Toutefois, le danger vient d’ailleurs. S’il ne s’agit en aucun cas du bouleversement du rapport des forces politiques, la montée de l’extrémisme de droite se manifeste en dehors des partis. Sacha Lobo, un des éditorialistes du magazine Der Spiegel, spécialiste des réseaux sociaux et des nouvelles technologies de la communication, remarque dans un commentaire qu’une «mobilisation décentralisée, violente, terroriste, commence, et les réseaux sociaux y joue un rôle décisif». Il n’y a pas d’organisation structurée derrière les attentats contre les lieux d’hébergement pour étrangers qui se multiplient en Allemagne, derrière les attaques contre les bénévoles ou les édiles qui qui s’occupent des réfugiés. La police a déjoué plusieurs plans d’incendie de foyers pour immigrés et mis en garde la population contre d’autres tentatives.

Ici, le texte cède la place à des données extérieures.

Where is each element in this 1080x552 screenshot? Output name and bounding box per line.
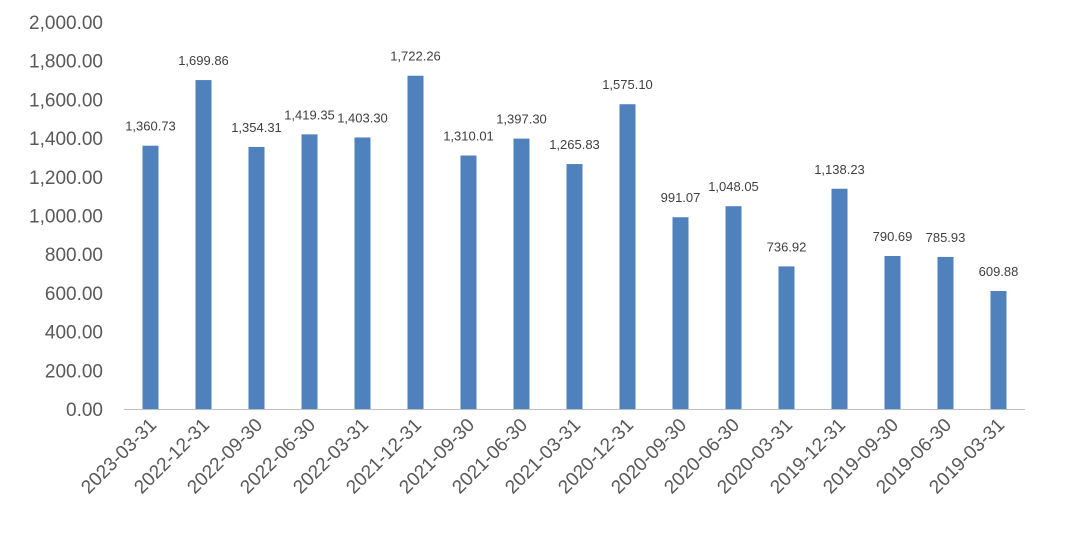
data-label: 1,575.10 (602, 77, 653, 92)
data-label: 736.92 (767, 239, 807, 254)
bar-2022-03-31 (354, 137, 371, 409)
bar-2020-06-30 (725, 206, 742, 409)
bar-2019-03-31 (990, 290, 1007, 409)
data-label: 1,354.31 (231, 120, 282, 135)
bar-2022-12-31 (195, 80, 212, 409)
bars (142, 75, 1007, 410)
bar-2019-09-30 (884, 256, 901, 409)
bar-2019-12-31 (831, 188, 848, 409)
bar-2021-09-30 (460, 155, 477, 409)
y-tick-label: 400.00 (45, 323, 103, 344)
y-tick-label: 1,200.00 (29, 168, 103, 189)
data-label: 1,419.35 (284, 107, 335, 122)
y-tick-label: 800.00 (45, 245, 103, 266)
data-label: 785.93 (926, 230, 966, 245)
data-label: 1,397.30 (496, 112, 547, 127)
data-label: 1,722.26 (390, 49, 441, 64)
y-axis: 0.00 200.00 400.00 600.00 800.00 1,000.00 1,20… (29, 13, 103, 421)
data-label: 790.69 (873, 229, 913, 244)
bar-2022-06-30 (301, 134, 318, 409)
data-label: 1,699.86 (178, 53, 229, 68)
bar-2022-09-30 (248, 146, 265, 409)
data-label: 1,360.73 (125, 119, 176, 134)
bar-2020-03-31 (778, 266, 795, 409)
y-tick-label: 200.00 (45, 361, 103, 382)
bar-2021-03-31 (566, 164, 583, 409)
bar-2020-09-30 (672, 217, 689, 409)
data-label: 1,265.83 (549, 137, 600, 152)
bar-2021-12-31 (407, 75, 424, 410)
y-tick-label: 1,400.00 (29, 129, 103, 150)
data-label: 991.07 (661, 190, 701, 205)
bar-2020-12-31 (619, 104, 636, 410)
y-tick-label: 0.00 (66, 400, 103, 421)
data-label: 1,048.05 (708, 179, 759, 194)
y-tick-label: 1,600.00 (29, 90, 103, 111)
bar-2019-06-30 (937, 256, 954, 409)
data-labels: 1,360.73 1,699.86 1,354.311,419.35 1,403.30… (125, 49, 1018, 279)
bar-2021-06-30 (513, 138, 530, 410)
data-label: 1,403.30 (337, 110, 388, 125)
x-axis: 2023-03-312022-12-312022-09-302022-06-30… (77, 415, 1009, 499)
y-tick-label: 1,000.00 (29, 207, 103, 228)
data-label: 609.88 (979, 264, 1019, 279)
y-tick-label: 600.00 (45, 284, 103, 305)
y-tick-label: 2,000.00 (29, 13, 103, 34)
data-label: 1,138.23 (814, 162, 865, 177)
bar-2023-03-31 (142, 145, 159, 410)
data-label: 1,310.01 (443, 129, 494, 144)
y-tick-label: 1,800.00 (29, 52, 103, 73)
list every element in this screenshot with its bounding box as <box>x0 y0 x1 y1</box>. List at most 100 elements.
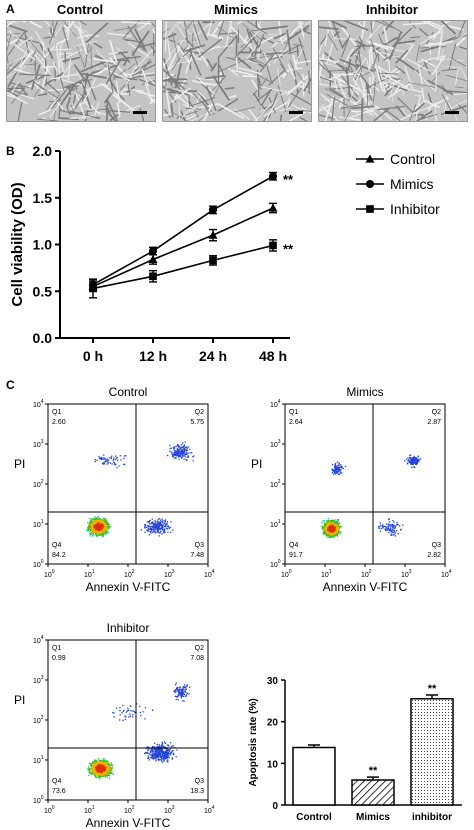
quadrant-name-q4: Q4 <box>52 542 61 549</box>
x-axis-label: Annexin V-FITC <box>323 580 408 594</box>
series-line-inhibitor <box>92 244 274 290</box>
bar-control <box>292 746 336 806</box>
plot-frame <box>47 639 209 801</box>
x-tick-label: 100 <box>281 569 292 579</box>
x-tick-label: Control <box>296 812 332 823</box>
x-tick-label: Mimics <box>356 812 390 823</box>
y-tick-label: 20 <box>267 718 279 729</box>
y-tick-label: 100 <box>33 559 44 569</box>
marker-triangle <box>268 203 278 212</box>
y-tick-label: 0 <box>272 801 278 812</box>
scale-bar <box>133 111 147 114</box>
marker-triangle <box>208 230 218 239</box>
y-tick-label: 103 <box>270 439 281 449</box>
quadrant-value-q3: 2.82 <box>427 552 441 559</box>
y-tick-label: 102 <box>33 479 44 489</box>
y-tick-label: 103 <box>33 439 44 449</box>
flow-title: Mimics <box>346 385 383 399</box>
x-tick-label: 12 h <box>139 348 167 364</box>
significance-label: ** <box>369 765 378 777</box>
x-tick-label: 0 h <box>83 348 103 364</box>
quadrant-name-q2: Q2 <box>195 645 204 652</box>
quadrant-value-q3: 7.48 <box>190 552 204 559</box>
quadrant-value-q4: 84.2 <box>52 552 66 559</box>
y-tick-label: 100 <box>33 795 44 805</box>
quadrant-value-q1: 0.99 <box>52 655 66 662</box>
marker-square <box>269 241 277 250</box>
image-title-control: Control <box>56 2 104 17</box>
y-tick-label: 0.5 <box>33 283 53 299</box>
plot-frame <box>47 403 209 565</box>
marker-circle <box>268 172 278 181</box>
x-tick-label: 102 <box>124 805 135 815</box>
flow-title: Inhibitor <box>107 621 150 635</box>
quadrant-name-q2: Q2 <box>432 409 441 416</box>
x-tick-label: 101 <box>84 569 95 579</box>
x-tick-label: 100 <box>44 569 55 579</box>
panel-b-letter: B <box>6 144 15 158</box>
quadrant-name-q3: Q3 <box>195 778 204 785</box>
legend-label-inhibitor: Inhibitor <box>390 201 440 217</box>
quadrant-name-q1: Q1 <box>289 409 298 416</box>
x-tick-label: 24 h <box>199 348 227 364</box>
x-tick-label: 102 <box>124 569 135 579</box>
y-tick-label: 101 <box>33 755 44 765</box>
panel-a-letter: A <box>6 2 15 16</box>
x-tick-label: 101 <box>84 805 95 815</box>
quadrant-value-q2: 2.87 <box>427 419 441 426</box>
series-line-control <box>92 207 274 288</box>
y-tick-label: 100 <box>270 559 281 569</box>
y-tick-label: 30 <box>267 676 279 687</box>
quadrant-name-q4: Q4 <box>52 778 61 785</box>
quadrant-name-q1: Q1 <box>52 409 61 416</box>
significance-label: ** <box>283 241 294 256</box>
y-tick-label: 104 <box>33 635 44 645</box>
quadrant-name-q1: Q1 <box>52 645 61 652</box>
significance-label: ** <box>283 172 294 187</box>
quadrant-value-q2: 5.75 <box>190 419 204 426</box>
image-title-mimics: Mimics <box>213 2 259 17</box>
y-tick-label: 104 <box>270 399 281 409</box>
micrograph-inhibitor <box>318 20 468 122</box>
x-tick-label: 104 <box>204 805 215 815</box>
x-tick-label: 103 <box>164 805 175 815</box>
quadrant-value-q1: 2.64 <box>289 419 303 426</box>
series-line-mimics <box>92 175 274 286</box>
quadrant-name-q3: Q3 <box>432 542 441 549</box>
y-tick-label: 0.0 <box>33 330 53 346</box>
image-title-inhibitor: Inhibitor <box>366 2 418 17</box>
x-tick-label: 100 <box>44 805 55 815</box>
x-axis-label: Annexin V-FITC <box>86 580 171 594</box>
marker-circle <box>148 246 158 256</box>
y-axis-label: PI <box>14 457 25 471</box>
legend-label-control: Control <box>390 151 435 167</box>
y-axis-label: PI <box>14 693 25 707</box>
marker-square <box>209 256 217 265</box>
y-tick-label: 2.0 <box>33 143 53 159</box>
x-tick-label: 102 <box>361 569 372 579</box>
quadrant-name-q4: Q4 <box>289 542 298 549</box>
scale-bar <box>289 111 303 114</box>
y-tick-label: 103 <box>33 675 44 685</box>
quadrant-name-q2: Q2 <box>195 409 204 416</box>
x-tick-label: 101 <box>321 569 332 579</box>
x-tick-label: inhibitor <box>412 812 452 823</box>
quadrant-name-q3: Q3 <box>195 542 204 549</box>
y-tick-label: 101 <box>33 519 44 529</box>
quadrant-value-q2: 7.08 <box>190 655 204 662</box>
y-axis-label: Cell viability (OD) <box>9 182 26 306</box>
y-tick-label: 104 <box>33 399 44 409</box>
y-tick-label: 102 <box>270 479 281 489</box>
marker-square <box>149 272 157 281</box>
cell-viability-line-chart: 0.0 0.5 1.0 1.5 2.0 0 h 12 h 24 h 48 h Cell viabi… <box>9 143 440 364</box>
flow-title: Control <box>109 385 148 399</box>
x-axis-label: Annexin V-FITC <box>86 816 171 830</box>
y-axis-label: Apoptosis rate (%) <box>248 698 259 786</box>
x-tick-label: 103 <box>164 569 175 579</box>
x-tick-label: 104 <box>441 569 452 579</box>
plot-frame <box>284 403 446 565</box>
marker-circle <box>365 179 375 189</box>
apoptosis-bar-chart: 0 10 20 30 Apoptosis rate (%) Control ** Mimics… <box>248 676 462 823</box>
marker-circle <box>208 205 218 214</box>
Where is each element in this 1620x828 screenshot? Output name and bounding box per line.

Sans retenue ni contrôle, les réseaux sociaux débordent de cris de haine contre les étrangers, contre la culture «des autres», contre les «traîtres à la patrie, Merkel & Co»

Agression au couteau

C’est dans l’est de l’Allemagne, dans l’ex-RDA, que les incidents sont les plus nombreux. Mais l’exemple le plus frappant de cette violence individualisée est venu de l’ouest, de Cologne. Dans la grande ville de Rhénanie, la candidate à la mairie, Henriette Reker, a reçu un coup de couteau de la part d’un individu se réclamant de la mouvance d’extrême droite. «J’ai agi pour vous tous!» a-t-il hurlé au moment de l’agression, s’adressant aux passants. Soupçonné d’être simple d’esprit, il a été finalement reconnu responsable de son acte. Il a expliqué avoir voulu protester contre le «raz de marée des réfugiés», en écho au slogan de Pegida qui met en garde contre «le grand remplacement».

Sans retenue ni contrôle, les réseaux sociaux débordent de cris de haine contre les étrangers, contre la culture «des autres», contre les «traîtres à la patrie, Merkel & Co», qui sont pendus en effigie par les manifestants de Pegida. Un des responsables du théâtre national de Dresde, Robert Koall, cité par Der Spiegel, observe Pegida depuis l’origine. 

«Des gens, qui se rencontrent dans un monde virtuel et partagent leurs points de vue, deviennent un groupe social, dit-il. S’ils se retrouvent ensemble pour manifester dans la rue, un processus d’autolégitimation et de formation d’une identité se voit renforcé par d’autres facteurs, tels ce vécu collectif.»

Inorganisés, sans chef ni structure, cette collection d’individus, uniquement liés par la fréquentation des réseaux sociaux, est difficile à cerner et à combattre. Elle n’en constitue pas moins le terreau d’une mouvance politique qui, au-delà de la violence verbale et parfois du passage à l’acte criminel, pourrait influencer la vie politique. Et qui souligne un contraste dramatique avec l’image accueillante et généreuse que l’Allemagne a donnée d’elle-même dans la crise des réfugiés.